Afaik, CXL 3.0 will run on top of UCIe as well. Let's hope for an open standard that will enable SoCs to be composed from many compatible chiplets. Cache coherency and small granularity below page size is a key ingredient.

peter_d_sherman · on Nov 5, 2023

When I originally (many moons ago!) read about CXL -- I conceptualized it solely as a means to attach additional memory -- to a single CPU...

Now that I read this article, I now also conceptualize CXL -- as a bus, that is, as a potential future PCIe bus replacement...

That is, assuming that PCIe is patent-encumbered, and CXL is not -- and I don't know the current legal/patent statuses of either...

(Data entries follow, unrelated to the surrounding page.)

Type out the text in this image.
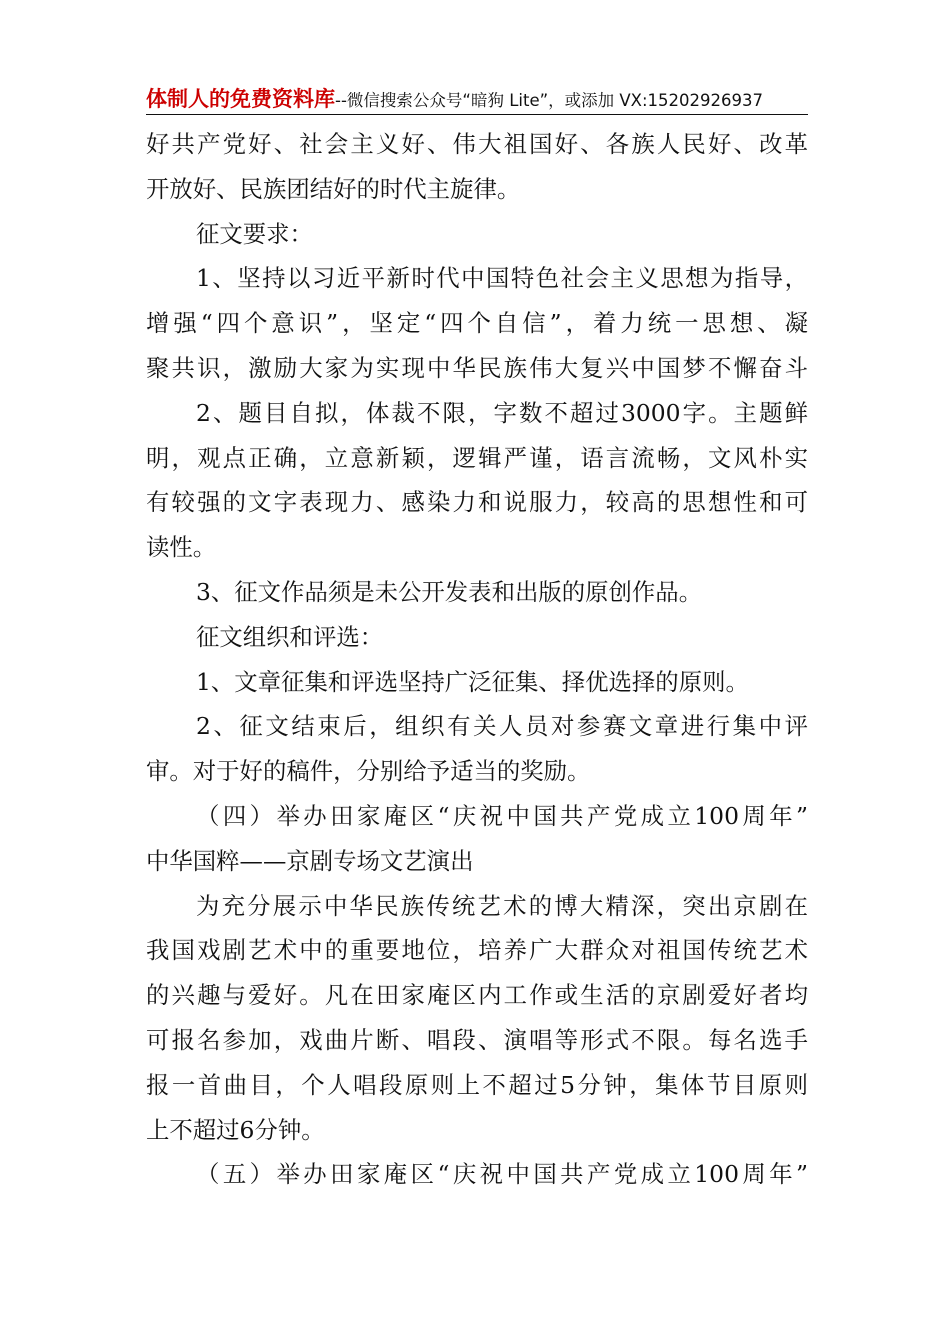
体制人的免费资料库--微信搜索公众号“暗狗 Lite”，或添加 VX:15202926937
好共产党好、社会主义好、伟大祖国好、各族人民好、改革
开放好、民族团结好的时代主旋律。
征文要求：
1、坚持以习近平新时代中国特色社会主义思想为指导，
增强“四个意识”，坚定“四个自信”，着力统一思想、凝
聚共识，激励大家为实现中华民族伟大复兴中国梦不懈奋斗
2、题目自拟，体裁不限，字数不超过3000字。主题鲜
明，观点正确，立意新颖，逻辑严谨，语言流畅，文风朴实
有较强的文字表现力、感染力和说服力，较高的思想性和可
读性。
3、征文作品须是未公开发表和出版的原创作品。
征文组织和评选：
1、文章征集和评选坚持广泛征集、择优选择的原则。
2、征文结束后，组织有关人员对参赛文章进行集中评
审。对于好的稿件，分别给予适当的奖励。
（四）举办田家庵区“庆祝中国共产党成立100周年”
中华国粹——京剧专场文艺演出
为充分展示中华民族传统艺术的博大精深，突出京剧在
我国戏剧艺术中的重要地位，培养广大群众对祖国传统艺术
的兴趣与爱好。凡在田家庵区内工作或生活的京剧爱好者均
可报名参加，戏曲片断、唱段、演唱等形式不限。每名选手
报一首曲目，个人唱段原则上不超过5分钟，集体节目原则
上不超过6分钟。
（五）举办田家庵区“庆祝中国共产党成立100周年”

Anyway, a very interesting article!

There's definitely more tiers in the memory/storage (latency) hierarchy these days, and potentially room for even more...

Also...

>"With CXL 2.0 and CXL 3.0 which include switching, a host can access memory from one or more devices that form a pool. It’s important to note that in this kind of pooled configuration, only the resources themselves and not the contents of the memory are shared among the hosts: each region of memory can only belong to a single coherency domain. Memory sharing, which has been added to the CXL 3.0 specification, actually allows individual memory regions within pooled resources to be shared between multiple hosts."

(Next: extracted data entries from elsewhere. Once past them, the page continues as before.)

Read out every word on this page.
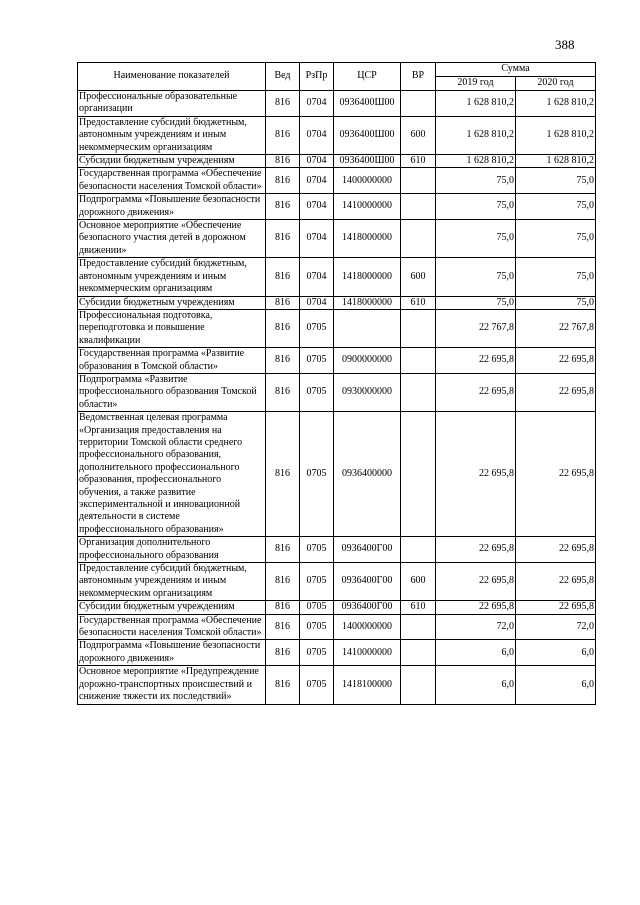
388
Наименование показателей	Вед	РзПр	ЦСР	ВР	Сумма	
					2019 год	2020 год
Профессиональные образовательные организации	816	0704	0936400Ш00		1 628 810,2	1 628 810,2
Предоставление субсидий бюджетным, автономным учреждениям и иным некоммерческим организациям	816	0704	0936400Ш00	600	1 628 810,2	1 628 810,2
Субсидии бюджетным учреждениям	816	0704	0936400Ш00	610	1 628 810,2	1 628 810,2
Государственная программа «Обеспечение безопасности населения Томской области»	816	0704	1400000000		75,0	75,0
Подпрограмма «Повышение безопасности дорожного движения»	816	0704	1410000000		75,0	75,0
Основное мероприятие «Обеспечение безопасного участия детей в дорожном движении»	816	0704	1418000000		75,0	75,0
Предоставление субсидий бюджетным, автономным учреждениям и иным некоммерческим организациям	816	0704	1418000000	600	75,0	75,0
Субсидии бюджетным учреждениям	816	0704	1418000000	610	75,0	75,0
Профессиональная подготовка, переподготовка и повышение квалификации	816	0705			22 767,8	22 767,8
Государственная программа «Развитие образования в Томской области»	816	0705	0900000000		22 695,8	22 695,8
Подпрограмма «Развитие профессионального образования Томской области»	816	0705	0930000000		22 695,8	22 695,8
Ведомственная целевая программа «Организация предоставления на территории Томской области среднего профессионального образования, дополнительного профессионального образования, профессионального обучения, а также развитие экспериментальной и инновационной деятельности в системе профессионального образования»	816	0705	0936400000		22 695,8	22 695,8
Организация дополнительного профессионального образования	816	0705	0936400Г00		22 695,8	22 695,8
Предоставление субсидий бюджетным, автономным учреждениям и иным некоммерческим организациям	816	0705	0936400Г00	600	22 695,8	22 695,8
Субсидии бюджетным учреждениям	816	0705	0936400Г00	610	22 695,8	22 695,8
Государственная программа «Обеспечение безопасности населения Томской области»	816	0705	1400000000		72,0	72,0
Подпрограмма «Повышение безопасности дорожного движения»	816	0705	1410000000		6,0	6,0
Основное мероприятие «Предупреждение дорожно-транспортных происшествий и снижение тяжести их последствий»	816	0705	1418100000		6,0	6,0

Historically, this reminds me of some of the ideas present in the the Cray-1:

https://en.wikipedia.org/wiki/Cray-1

I'm guessing (but not knowing!) that in the future, "homebrew" supercomputers using CXL to link multiple CPUs (and GPUs/TPUs/NPUs...) to multiple nearby banks of gargantuan shared memory (HAL 9000: "I'm sorry Dave, I can't let you do that..." <g>) -- will be able to be created by people with less-than-Supercomputing-Center-budgets -- but all of that is highly speculative for the time being!

iamtedd · on Nov 5, 2023

How old is this article? The "new types of persistent memory like Intel’s Optane Technology" is dead, as of July 2022.

loeg · on Nov 5, 2023

First copy in the Wayback Machine is Nov 2022: https://web.archive.org/web/20221130194031/https://www.synop...

jleahy · on Nov 5, 2023

Well it says "Limited adoption so far; CXL expected to accelerate through 2022 and 2023" (which didn't happen), so presumably 2021.

superjan · on Nov 5, 2023

Again an article trying to sell a product/technology without bothering to explain upfront what it is, or what the acronym stands for. I can gather bits and pieces from how CXL compares to existing tech, but why keep me guessing?

loeg · on Nov 5, 2023

It's happily unambiguous:

https://www.google.com/search?q=cxl

photonbeam · on Nov 5, 2023

They’re selling to an audience that already knows what it is.